Gli uomini

Il Macalesi Maurizio, prima il cognome poi il nome per quel vizio che si prende a scuola, sul suo biglietto da visita ha fatto scrivere con orgoglio "operaio". Come un altro esibisce titoli accademici, cariche aziendali, quarti di nobiltà. Perchè «non è mica un operaio qualunque”, è un operaio Ferrari. E in più, lui, fortunato tra i fortunati, sta lì a veder nascere la stella del momento. Presidia, con un piano di lavoro pinzato su una di quelle tavolette rigide dei sergenti istruttori americani, la breve linea di montaggio della “F5O", la più preziosa, tecnologicamente parlando, e prestigiosa del mondo. Una cinquantina di metri in tutto, dentro ci stanno cinque o sei macchine. Intorno altri orgogliosi ragazzi che religiosamente avvitano il motore alla monoscocca, poi le sospensioni, poi il telaietto davanti, poi le ruote, i sedili, il volante. Che altri hanno religiosamente costruito in angoli della fabbrica e altri hanno progettato ai computer. Qui lei Cresce, da niente diventa una cosa che va. È bellissimo”.
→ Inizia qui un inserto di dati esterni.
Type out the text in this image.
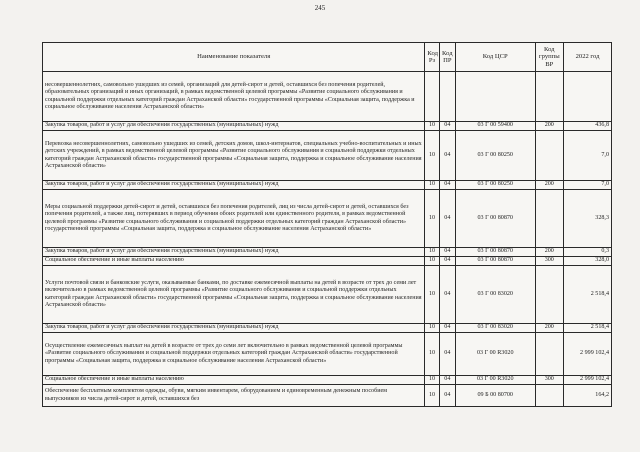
245
Наименование показателя	Код Рз	Код ПР	Код ЦСР	Код группы ВР	2022 год
несовершеннолетних, самовольно ушедших из семей, организаций для детей-сирот и детей, оставшихся без попечения родителей, образовательных организаций и иных организаций, в рамках ведомственной целевой программы «Развитие социального обслуживания и социальной поддержки отдельных категорий граждан Астраханской области» государственной программы «Социальная защита, поддержка и социальное обслуживание населения Астраханской области»					
Закупка товаров, работ и услуг для обеспечения государственных (муниципальных) нужд	10	04	03 Г 00 59400	200	436,8
Перевозка несовершеннолетних, самовольно ушедших из семей, детских домов, школ-интернатов, специальных учебно-воспитательных и иных детских учреждений, в рамках ведомственной целевой программы «Развитие социального обслуживания и социальной поддержки отдельных категорий граждан Астраханской области» государственной программы «Социальная защита, поддержка и социальное обслуживание населения Астраханской области»	10	04	03 Г 00 80250		7,0
Закупка товаров, работ и услуг для обеспечения государственных (муниципальных) нужд	10	04	03 Г 00 80250	200	7,0
Меры социальной поддержки детей-сирот и детей, оставшихся без попечения родителей, лиц из числа детей-сирот и детей, оставшихся без попечения родителей, а также лиц, потерявших в период обучения обоих родителей или единственного родителя, в рамках ведомственной целевой программы «Развитие социального обслуживания и социальной поддержки отдельных категорий граждан Астраханской области» государственной программы «Социальная защита, поддержка и социальное обслуживание населения Астраханской области»	10	04	03 Г 00 80870		328,3
Закупка товаров, работ и услуг для обеспечения государственных (муниципальных) нужд	10	04	03 Г 00 80870	200	0,3
Социальное обеспечение и иные выплаты населению	10	04	03 Г 00 80870	300	328,0
Услуги почтовой связи и банковские услуги, оказываемые банками, по доставке ежемесячной выплаты на детей в возрасте от трех до семи лет включительно в рамках ведомственной целевой программы «Развитие социального обслуживания и социальной поддержки отдельных категорий граждан Астраханской области» государственной программы «Социальная защита, поддержка и социальное обслуживание населения Астраханской области»	10	04	03 Г 00 83020		2 518,4
Закупка товаров, работ и услуг для обеспечения государственных (муниципальных) нужд	10	04	03 Г 00 83020	200	2 518,4
Осуществление ежемесячных выплат на детей в возрасте от трех до семи лет включительно в рамках ведомственной целевой программы «Развитие социального обслуживания и социальной поддержки отдельных категорий граждан Астраханской области» государственной программы «Социальная защита, поддержка и социальное обслуживание населения Астраханской области»	10	04	03 Г 00 R3020		2 999 102,4
Социальное обеспечение и иные выплаты населению	10	04	03 Г 00 R3020	300	2 999 102,4
Обеспечение бесплатным комплектом одежды, обуви, мягким инвентарем, оборудованием и единовременным денежным пособием выпускников из числа детей-сирот и детей, оставшихся без	10	04	09 Б 00 80700		164,2
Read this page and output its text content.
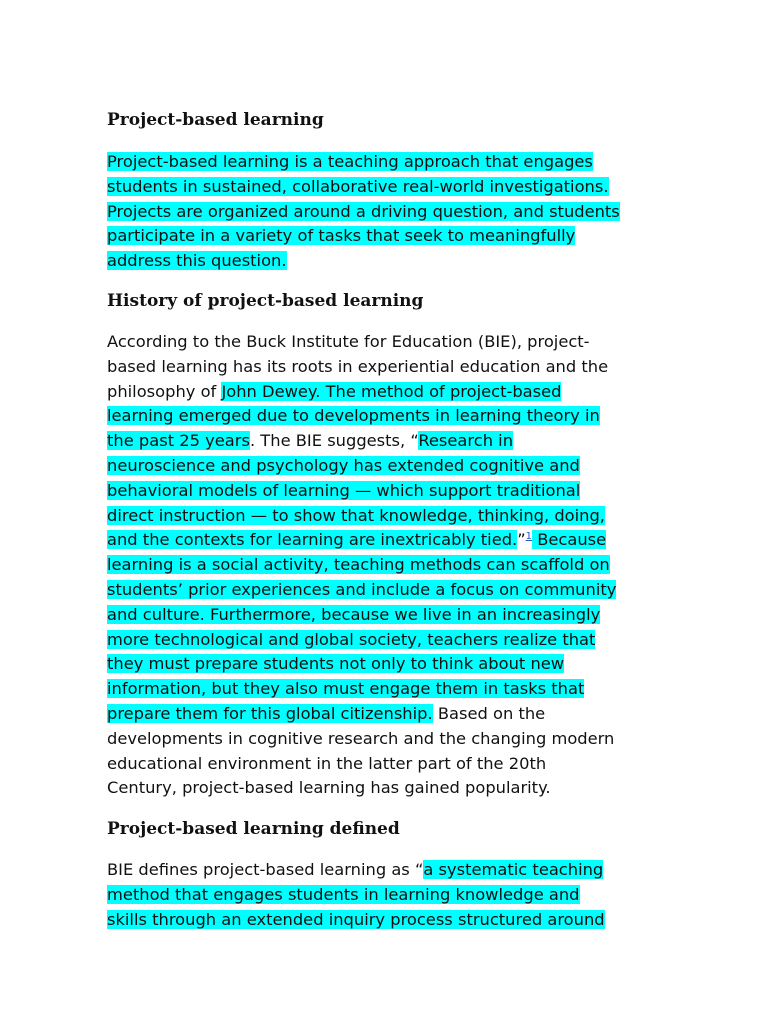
Project-based learning

Project-based learning is a teaching approach that engages
students in sustained, collaborative real-world investigations.
Projects are organized around a driving question, and students
participate in a variety of tasks that seek to meaningfully
address this question.

History of project-based learning

According to the Buck Institute for Education (BIE), project-
based learning has its roots in experiential education and the
philosophy of John Dewey. The method of project-based
learning emerged due to developments in learning theory in
the past 25 years. The BIE suggests, “Research in
neuroscience and psychology has extended cognitive and
behavioral models of learning — which support traditional
direct instruction — to show that knowledge, thinking, doing,
and the contexts for learning are inextricably tied.”$^1$ Because
learning is a social activity, teaching methods can scaffold on
students’ prior experiences and include a focus on community
and culture. Furthermore, because we live in an increasingly
more technological and global society, teachers realize that
they must prepare students not only to think about new
information, but they also must engage them in tasks that
prepare them for this global citizenship. Based on the
developments in cognitive research and the changing modern
educational environment in the latter part of the 20th
Century, project-based learning has gained popularity.

Project-based learning defined

BIE defines project-based learning as “a systematic teaching
method that engages students in learning knowledge and
skills through an extended inquiry process structured around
Viva la Ferrari, che riesce a farsi amare anche da chi per lei fatica e suda. Viva la Ferrari, che riesce ad alzare sempre più in alto il limite
della ambizioni proprie e dello stupore altrui. Viva, viva questa Ferrari «F50» che sembra una visione ma è reale. Che ha il sapore di una sfida universale.
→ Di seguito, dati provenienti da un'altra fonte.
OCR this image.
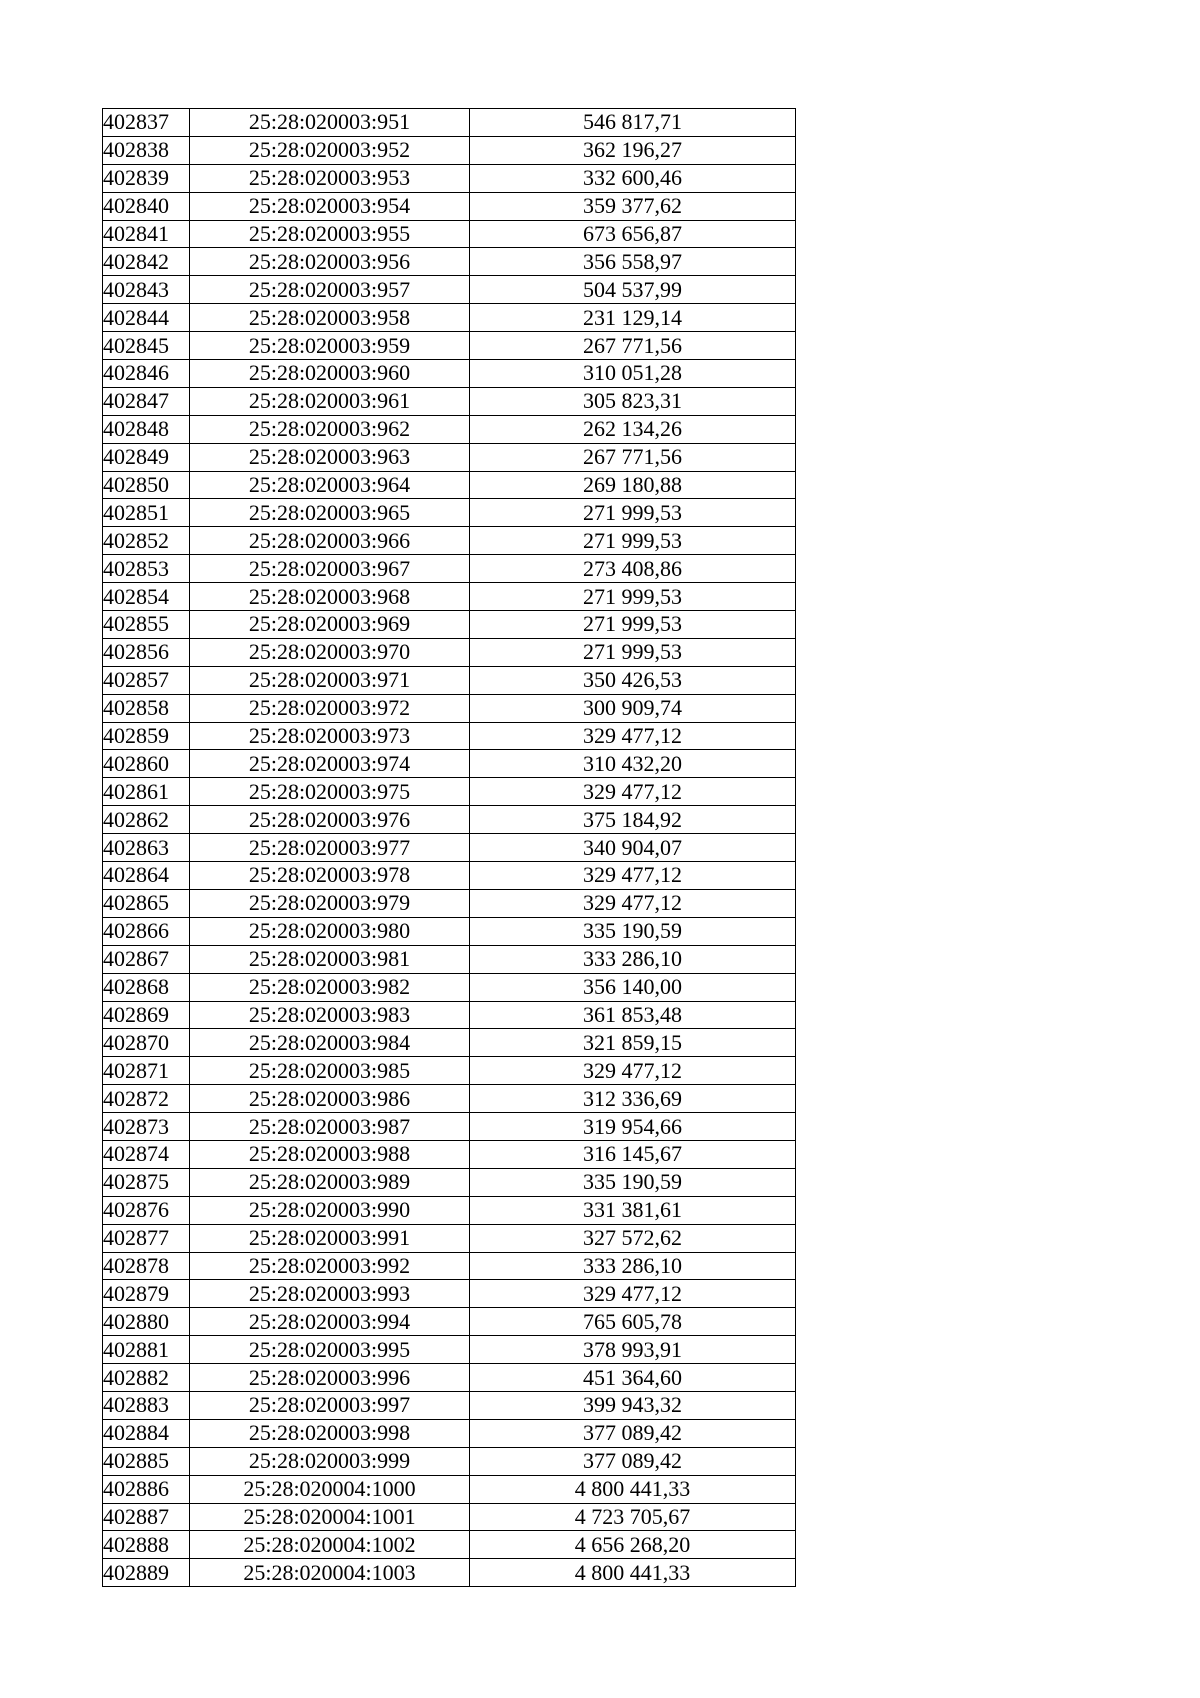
402837	25:28:020003:951	546 817,71
402838	25:28:020003:952	362 196,27
402839	25:28:020003:953	332 600,46
402840	25:28:020003:954	359 377,62
402841	25:28:020003:955	673 656,87
402842	25:28:020003:956	356 558,97
402843	25:28:020003:957	504 537,99
402844	25:28:020003:958	231 129,14
402845	25:28:020003:959	267 771,56
402846	25:28:020003:960	310 051,28
402847	25:28:020003:961	305 823,31
402848	25:28:020003:962	262 134,26
402849	25:28:020003:963	267 771,56
402850	25:28:020003:964	269 180,88
402851	25:28:020003:965	271 999,53
402852	25:28:020003:966	271 999,53
402853	25:28:020003:967	273 408,86
402854	25:28:020003:968	271 999,53
402855	25:28:020003:969	271 999,53
402856	25:28:020003:970	271 999,53
402857	25:28:020003:971	350 426,53
402858	25:28:020003:972	300 909,74
402859	25:28:020003:973	329 477,12
402860	25:28:020003:974	310 432,20
402861	25:28:020003:975	329 477,12
402862	25:28:020003:976	375 184,92
402863	25:28:020003:977	340 904,07
402864	25:28:020003:978	329 477,12
402865	25:28:020003:979	329 477,12
402866	25:28:020003:980	335 190,59
402867	25:28:020003:981	333 286,10
402868	25:28:020003:982	356 140,00
402869	25:28:020003:983	361 853,48
402870	25:28:020003:984	321 859,15
402871	25:28:020003:985	329 477,12
402872	25:28:020003:986	312 336,69
402873	25:28:020003:987	319 954,66
402874	25:28:020003:988	316 145,67
402875	25:28:020003:989	335 190,59
402876	25:28:020003:990	331 381,61
402877	25:28:020003:991	327 572,62
402878	25:28:020003:992	333 286,10
402879	25:28:020003:993	329 477,12
402880	25:28:020003:994	765 605,78
402881	25:28:020003:995	378 993,91
402882	25:28:020003:996	451 364,60
402883	25:28:020003:997	399 943,32
402884	25:28:020003:998	377 089,42
402885	25:28:020003:999	377 089,42
402886	25:28:020004:1000	4 800 441,33
402887	25:28:020004:1001	4 723 705,67
402888	25:28:020004:1002	4 656 268,20
402889	25:28:020004:1003	4 800 441,33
Idea affascinante, ma poi la realizzazione? Amedeo Felisa, direttore tecnico della Ferrari che ha riversato nella F5O tutte le furbizie da ingegnere, è quasi stupito “Di far rientrare nei limiti delle norme di sicurezza internazionali un’auto nata per la pista”. Sicurezza e durata, di questo doveva tener conto Battistino Carniglia, direttore del progetto «Ma anche prestazioni, naturalmente, in ogni senso. Per vedere dove si può arrivare. Qualcuno dice che non ha senso un’auto così per il traffico normale? È un’opera d’arte tecnologica”. Però Camiglia ha dovuto chiedere a Carlo Della Casa sospensioni da pista che fossero soffici come in una berlina. È intervenuto anche Giorgio Panini, con la sua trentennale esperienza di pista e di F.1 dal vero. “Non è stato facile; in gara le sospensioni devono durare qualche ora poi si possono anche buttare. Qui no.Si è dovuto inventare, inventare...”
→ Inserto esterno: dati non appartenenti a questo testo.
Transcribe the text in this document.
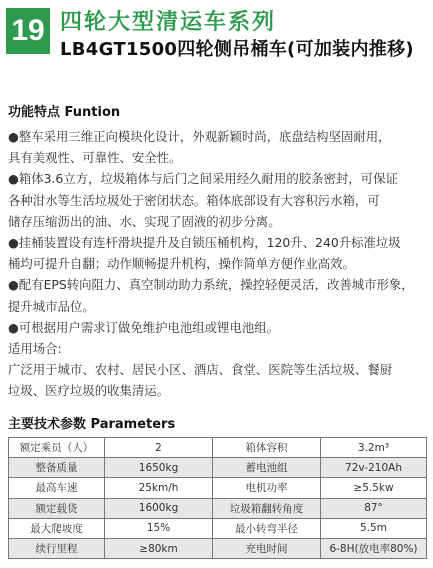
19 四轮大型清运车系列
LB4GT1500四轮侧吊桶车(可加装内推移)
功能特点 Funtion

●整车采用三维正向模块化设计，外观新颖时尚，底盘结构坚固耐用，

具有美观性、可靠性、安全性。

●箱体3.6立方，垃圾箱体与后门之间采用经久耐用的胶条密封，可保证

各种泔水等生活垃圾处于密闭状态。箱体底部设有大容积污水箱，可

储存压缩沥出的油、水、实现了固液的初步分离。

●挂桶装置设有连杆滑块提升及自锁压桶机构，120升、240升标准垃圾

桶均可提升自翻；动作顺畅提升机构，操作简单方便作业高效。

●配有EPS转向阻力、真空制动助力系统，操控轻便灵活，改善城市形象，

提升城市品位。

●可根据用户需求订做免维护电池组或锂电池组。

适用场合:

广泛用于城市、农村、居民小区、酒店、食堂、医院等生活垃圾、餐厨

垃圾、医疗垃圾的收集清运。

主要技术参数 Parameters
额定乘员（人）	2	箱体容积	3.2m³
整备质量	1650kg	蓄电池组	72v-210Ah
最高车速	25km/h	电机功率	≥5.5kw
额定载货	1600kg	垃圾箱翻转角度	87°
最大爬坡度	15%	最小转弯半径	5.5m
续行里程	≥80km	充电时间	6-8H(放电率80%)
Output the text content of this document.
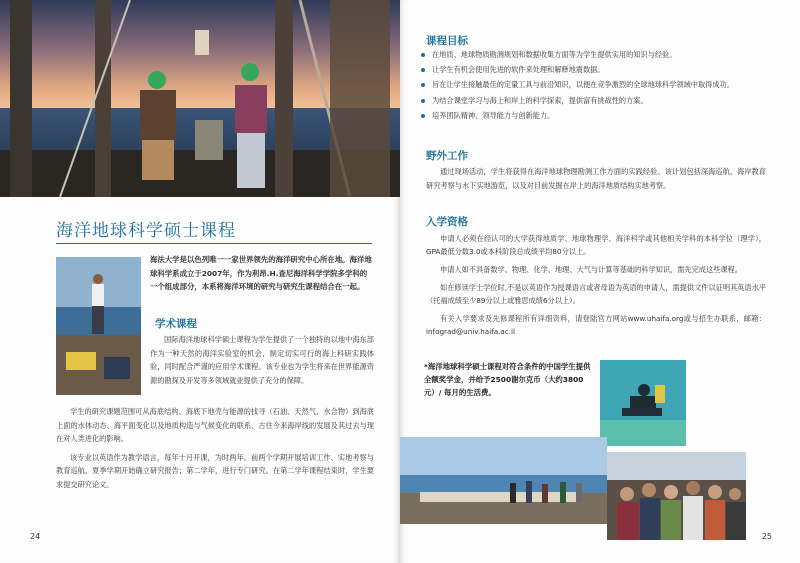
海洋地球科学硕士课程

海法大学是以色列唯一一家世界领先的海洋研究中心所在地。海洋地球科学系成立于2007年，作为利昂.H.查尼海洋科学学院多学科的一个组成部分，本系将海洋环境的研究与研究生课程结合在一起。

学术课程

国际海洋地球科学硕士课程为学生提供了一个独特的以地中海东部作为一种天然的海洋实验室的机会，制定切实可行的海上科研实践体验，同时配合严谨的应用学术课程。该专业也为学生将来在世界能源资源的勘探及开发等多领域就业提供了充分的保障。

学生的研究课题范围可从海底结构、海底下地壳与能源的找寻（石油、天然气、水合物）到海底上面的水体动态、海平面变化以及地质构造与气候变化的联系、古往今来海岸线的发展及其过去与现在对人类进化的影响。

该专业以英语作为教学语言，每年十月开课，为时两年。前两个学期开展培训工作、实地考察与教育巡航，夏季学期开始确立研究报告；第二学年，进行专门研究。在第二学年课程结束时，学生要求提交研究论文。

24	25
课程目标
在地质、地球物质勘测规划和数据收集方面等为学生提供实用的知识与经验。
让学生有机会使用先进的软件来处理和解释地震数据。
旨在让学生接触最佳的定量工具与前沿知识，以便在竞争激烈的全球地球科学领域中取得成功。
为结合课堂学习与海上和岸上的科学探索，提供富有挑战性的方案。
培养团队精神、领导能力与创新能力。
野外工作

通过现场活动，学生将获得在海洋地球物理勘测工作方面的实践经验。该计划包括深海巡航、海岸教育研究考察与水下实地游览，以及对目前发掘在岸上的海洋地质结构实地考察。

入学资格

申请人必须在经认可的大学获得地质学、地球物理学、海洋科学或其他相关学科的本科学位（理学），GPA最低分数3.0或本科阶段总成绩平均80分以上。

申请人如不具备数学、物理、化学、地理、大气与计算等基础的科学知识，需先完成这些课程。

如在修读学士学位时,不是以英语作为授课语言或者母语为英语的申请人，需提供文件以证明其英语水平（托福成绩至少89分以上或雅思成绩6分以上）。

有关入学要求及先修课程所有详细资料，请登陆官方网站www.uhaifa.org或与招生办联系，邮箱：infograd@univ.haifa.ac.il

*海洋地球科学硕士课程对符合条件的中国学生提供全额奖学金，并给予2500谢尔克币（大约3800元）/ 每月的生活费。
E il povero Paolo Martinelli, ora responsabile dei motori F.1, ha dovuto addomesticare l’indomabile 12 cilindri fatto per dare il meglio di sè intorno ai 15.000 giri. «Il problema era non rinunciare alle prestazioni e permettere alla “F50” di ripartire ai semafori, di viaggiare a mille giri e poi correre. Se ce l’abbiamo fatta? Basta fare un giro per capire”. E adesso che è fatta, che va, tocca a Michele Scannavini direttore commerciale e del marketing, venderla. Ma c’è il trucco. Ne faranno 349, esattamente, perchè le indagini presso i rivenditori hanno individuato un potenziale di 350 clienti “adeguati”. E Ferrari, Enzo, diceva che bisognava sempre produrre una macchina in meno rispetto alla domanda. Quindi già tutte vendute? “Ogni epoca nell’avventura Ferrari ha avuto un pezzo storico che i collezionisti non possono perdere. Le venderemo Anche a Tahiti dove esiste un, luccicante, salone Ferrari?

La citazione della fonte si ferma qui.